On the other hand, working with the nested types hydra/list hydra requires you to master nested fixpoints because Coq (so far) does not generate powerful enough recursors (ie induction principles) for nested types. But they can be build by hand:

• first of all, this is a good incentive to learn working with guarded fixpoints directly and how Coq actually builds recursors;
• you can work with list hydra using the tools of the List library as they are;
• the code is now much more succinct and if you need to extend the List library, your extension can be used elsewhere. Same remark if you extend hydra to decorated roses trees as eg:

  Inductive ltree X :=
    | ltree_cons : X → list (ltree X) → ltree X. 
  

  No need to duplicate everything.

So apart from the initial difficulty of having to understand how the guard condition works, which is btw something you should do anyway to become fluent in working with inductive types, there are only advantages with the choice of nesting over mutual.

The isomorphism

To compare and illustrate the practical differences between the mutual and nested versions, it is a very good exercise to implement the isomorphism between hydra and Hydra in Coq. You will learn how to deal with nested fixpoints and mutual fixpoints.

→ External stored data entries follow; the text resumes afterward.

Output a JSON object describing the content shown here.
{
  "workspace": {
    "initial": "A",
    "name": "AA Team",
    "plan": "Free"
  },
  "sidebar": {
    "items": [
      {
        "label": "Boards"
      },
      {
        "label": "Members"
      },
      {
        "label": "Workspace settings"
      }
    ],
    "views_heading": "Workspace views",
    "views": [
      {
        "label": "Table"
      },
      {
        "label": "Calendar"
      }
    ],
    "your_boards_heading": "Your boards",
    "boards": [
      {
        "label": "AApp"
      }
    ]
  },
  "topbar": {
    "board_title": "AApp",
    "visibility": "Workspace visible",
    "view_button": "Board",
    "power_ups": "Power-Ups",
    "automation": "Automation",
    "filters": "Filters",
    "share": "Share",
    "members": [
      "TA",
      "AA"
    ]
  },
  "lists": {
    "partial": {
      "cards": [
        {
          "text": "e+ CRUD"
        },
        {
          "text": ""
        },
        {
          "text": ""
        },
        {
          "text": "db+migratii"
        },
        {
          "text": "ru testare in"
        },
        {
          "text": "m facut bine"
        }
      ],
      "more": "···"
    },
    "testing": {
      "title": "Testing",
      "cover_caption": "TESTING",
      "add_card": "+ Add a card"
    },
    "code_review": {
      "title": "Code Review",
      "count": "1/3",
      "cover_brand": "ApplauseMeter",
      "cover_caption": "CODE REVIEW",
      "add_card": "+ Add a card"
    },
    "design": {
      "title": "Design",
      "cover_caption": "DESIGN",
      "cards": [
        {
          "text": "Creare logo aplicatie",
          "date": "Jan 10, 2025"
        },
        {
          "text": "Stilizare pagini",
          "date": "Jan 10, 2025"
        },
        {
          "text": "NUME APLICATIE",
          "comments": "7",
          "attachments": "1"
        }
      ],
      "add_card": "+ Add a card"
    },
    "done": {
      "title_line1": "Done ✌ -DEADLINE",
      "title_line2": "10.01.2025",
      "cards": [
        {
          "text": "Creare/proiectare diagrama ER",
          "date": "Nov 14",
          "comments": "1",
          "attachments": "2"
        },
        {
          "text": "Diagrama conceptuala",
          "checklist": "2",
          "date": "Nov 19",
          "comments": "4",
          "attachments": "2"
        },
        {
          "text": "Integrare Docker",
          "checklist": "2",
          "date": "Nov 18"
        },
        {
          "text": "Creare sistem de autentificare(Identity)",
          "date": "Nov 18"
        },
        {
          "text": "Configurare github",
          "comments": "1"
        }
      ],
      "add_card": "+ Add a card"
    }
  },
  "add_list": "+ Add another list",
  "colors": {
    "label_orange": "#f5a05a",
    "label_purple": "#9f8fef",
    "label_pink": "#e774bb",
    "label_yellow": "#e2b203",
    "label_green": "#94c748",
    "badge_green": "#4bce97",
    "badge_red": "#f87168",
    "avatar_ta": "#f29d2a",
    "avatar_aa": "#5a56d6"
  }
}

This code contains, as an extra educational contribution, the construction of the isomorphism between hydra and Hydra:

1. we first represent the isomorphism as an inductive relation. This follows the general approach of the Braga method;
2. we then show that this relation is functional and injective;
3. we then realize that relation by fully specified functions in both directions;
4. finally, we show that this gives a functional bijection, and derive convenient fixpoint equations for the isomorphism.